The other reason is that Silver does a bit more than just aggregate and weight the polls. His extra tweeks may not make a huge difference but they are seen as useful by many.

In addition to picking the winner in all 50 states — besting his 49 out of 50 slate in 2008 — Silver was also the closest among the aggregators to picking the two candidates’ popular vote percentages. All told, he missed Obama’s total of 50.8 percent by just four-tenths of a percentage point (50.4) and Romney’s 48 percent by just three-tenths of a point (48.3) for an average miss of just 0.35 percentage points. HuffPo Pollster and RealClearPolitics tied for second with an average miss of 0.85 points.

This may change a bit as the final votes come in. It is worth noting also that Silver didn’t have a 100% accuracy rate with calling Senate races. Again this takes nothing away from his highly deserved reputation – just that even his model is not infallible  The strength of his model, as I see it, is that it learns from the past.

So what does Silver do to predict who wins. His exact methodology is secret (he has said he may reveal more over time) but he has detailed what he does for Senate races. My summary of it is:

  1. Average the polls for that state
  2. Give more recent polls a higher weight using an exponential decay formula
  3. Weight by sample size so larger sample polls have more weight
  4. Assign an accuracy rating to each pollster and weight those historically more accurate, higher. Exclude polls from very dodgy pollsters or polls released by parties. Note that many other polling aggregators also do steps 1 to 4. What is unique to Silver tends to be the later steps.
  5.  Adjust the result based on the national trend, so if nationwide one party has dropped say 5% in one week, assume it applies to that state also.
  6. Adjust the result based on observed “house effects” for pollsters.

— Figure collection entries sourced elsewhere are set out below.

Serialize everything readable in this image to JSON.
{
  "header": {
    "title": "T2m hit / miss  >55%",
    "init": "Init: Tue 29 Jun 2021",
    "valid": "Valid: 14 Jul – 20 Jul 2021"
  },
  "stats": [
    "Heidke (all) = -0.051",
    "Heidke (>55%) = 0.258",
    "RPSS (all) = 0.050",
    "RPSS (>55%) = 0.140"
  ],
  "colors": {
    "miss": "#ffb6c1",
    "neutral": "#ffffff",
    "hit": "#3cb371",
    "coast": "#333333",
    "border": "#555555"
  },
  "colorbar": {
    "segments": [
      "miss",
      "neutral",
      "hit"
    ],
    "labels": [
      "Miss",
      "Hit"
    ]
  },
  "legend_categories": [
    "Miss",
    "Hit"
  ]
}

So if one pollster consistently has Democrats 2% higher than they get, then take 2% off their poll.
  7. Adjust polls of registered voters as if they were of likely voters, based on the normal difference between such polls (Republicans do better with likely voters).
  8. Do a regression analysis of the state based on their partisan voting index, their party identification, donations to candidates, incumbency status, approval ratings for incumbents, and previous offices a candidate has been elected to
  9. Add the results of the regression analysis to the weighted average of polls, as if it is a poll.
  10. Do an error calculation
  11. Stimulate the election and report how often one candidate beats the other over multiple simulations

So Silver has a very sophisticated model. I think for presidential elections he also uses economic data such as GDP growth and unemployment rates. Over time as more and more data is gathered, his model should remain accurate or become even more accurate.

There will be times when it will be wrong, just as the polls sometimes get it wrong. No model can compensate if the election is very volatile and large numbers of voters change their mind or are undecided in the final few days. Events will always matter.